Dear Brothers and Sisters,
Surrexit Dominus vere! Alleluja! The Lord’s Resurrection marks the renewal of our human condition. Christ triumphed over death, caused by our sin, and restores us to immortal life. This event gave rise to the whole of the Church’s life and to the very existence of Christians.
On this day, Easter Monday, we read in the first missionary discourse of the nascent Church: “This Jesus”, the Apostle Peter proclaimed, “God raised up, and of that we are all witnesses. Being therefore exalted at the right hand of God, and having received from the Father the promise of the Holy Spirit, he has poured out this which you see and hear” (Acts 2:32-33).
One of the characteristic signs of faith in the Resurrection is the greeting among Christians during Eastertide, inspired by the ancient liturgical hymn: “Christ is risen! / He is truly risen!”. It is a profession of faith and a commitment of life, as it was for the women described in Matthew’s Gospel: “And behold, Jesus met them and said: ‘Hail!’. And they came up and took hold of his feet and worshipped him. Then Jesus said to them, ‘Do not be afraid; go and tell my brethren to go to Galilee, and there they will see me.’”

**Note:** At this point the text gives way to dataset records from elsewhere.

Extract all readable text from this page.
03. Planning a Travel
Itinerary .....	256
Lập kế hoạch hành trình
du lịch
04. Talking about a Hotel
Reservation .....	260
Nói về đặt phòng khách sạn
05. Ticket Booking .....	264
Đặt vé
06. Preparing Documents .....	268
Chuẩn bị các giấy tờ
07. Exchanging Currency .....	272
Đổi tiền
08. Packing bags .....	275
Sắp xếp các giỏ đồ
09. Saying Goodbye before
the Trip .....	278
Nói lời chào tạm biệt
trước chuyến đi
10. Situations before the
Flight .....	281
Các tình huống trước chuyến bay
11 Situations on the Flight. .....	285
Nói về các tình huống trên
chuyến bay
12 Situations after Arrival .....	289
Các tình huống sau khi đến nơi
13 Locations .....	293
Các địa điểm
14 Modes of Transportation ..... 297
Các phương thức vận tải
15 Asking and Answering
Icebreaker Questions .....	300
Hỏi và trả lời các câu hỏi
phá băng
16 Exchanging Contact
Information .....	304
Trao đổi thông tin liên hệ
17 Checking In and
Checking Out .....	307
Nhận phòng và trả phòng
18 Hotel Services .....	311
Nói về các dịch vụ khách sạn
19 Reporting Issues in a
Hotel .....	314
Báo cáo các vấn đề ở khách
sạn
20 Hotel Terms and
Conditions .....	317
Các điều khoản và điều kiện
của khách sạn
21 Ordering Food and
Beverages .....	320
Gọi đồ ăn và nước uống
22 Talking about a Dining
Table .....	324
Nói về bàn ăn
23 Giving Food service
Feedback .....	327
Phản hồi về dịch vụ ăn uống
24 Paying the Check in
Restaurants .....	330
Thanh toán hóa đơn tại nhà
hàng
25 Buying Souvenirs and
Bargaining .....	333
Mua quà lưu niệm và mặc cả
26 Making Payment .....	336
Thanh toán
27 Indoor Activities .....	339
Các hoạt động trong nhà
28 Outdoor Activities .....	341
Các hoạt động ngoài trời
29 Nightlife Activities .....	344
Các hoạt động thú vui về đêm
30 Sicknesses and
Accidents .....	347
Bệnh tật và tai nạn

“The whole Church”, the Servant of God Paul VI wrote, “receives the mission to evangelize, and the work of each individual member is important for the whole…. She remains as a sign — simultaneously obscure and luminous — of a new presence of Jesus, of his departure and of his permanent presence. She prolongs and continues him” (Evangelii Nuntiandi 8).
How can we encounter the Lord and increasingly become his authentic witnesses? St Maximus of Turin stated: “Anyone who wishes to reach the Saviour must first, in his own faith, seat him at the right hand of the Divinity, and place him with heartfelt conviction in Heaven,” in other words one must learn to focus the gaze of one’s mind and heart constantly on the heights of God, where the Risen Christ is. In this way God encounters man in prayer and adoration.
The theologian Romano Guardini noted that “adoration is not something additional, something secondary… it is a matter of the utmost importance, of feeling and of being. In adoration man recognizes what is valid in the pure, simple and holy sense.” Only if we are able to turn to God, to pray to him, do we discover the deepest meaning of our life and the daily routine is illumined by the light of the Risen One.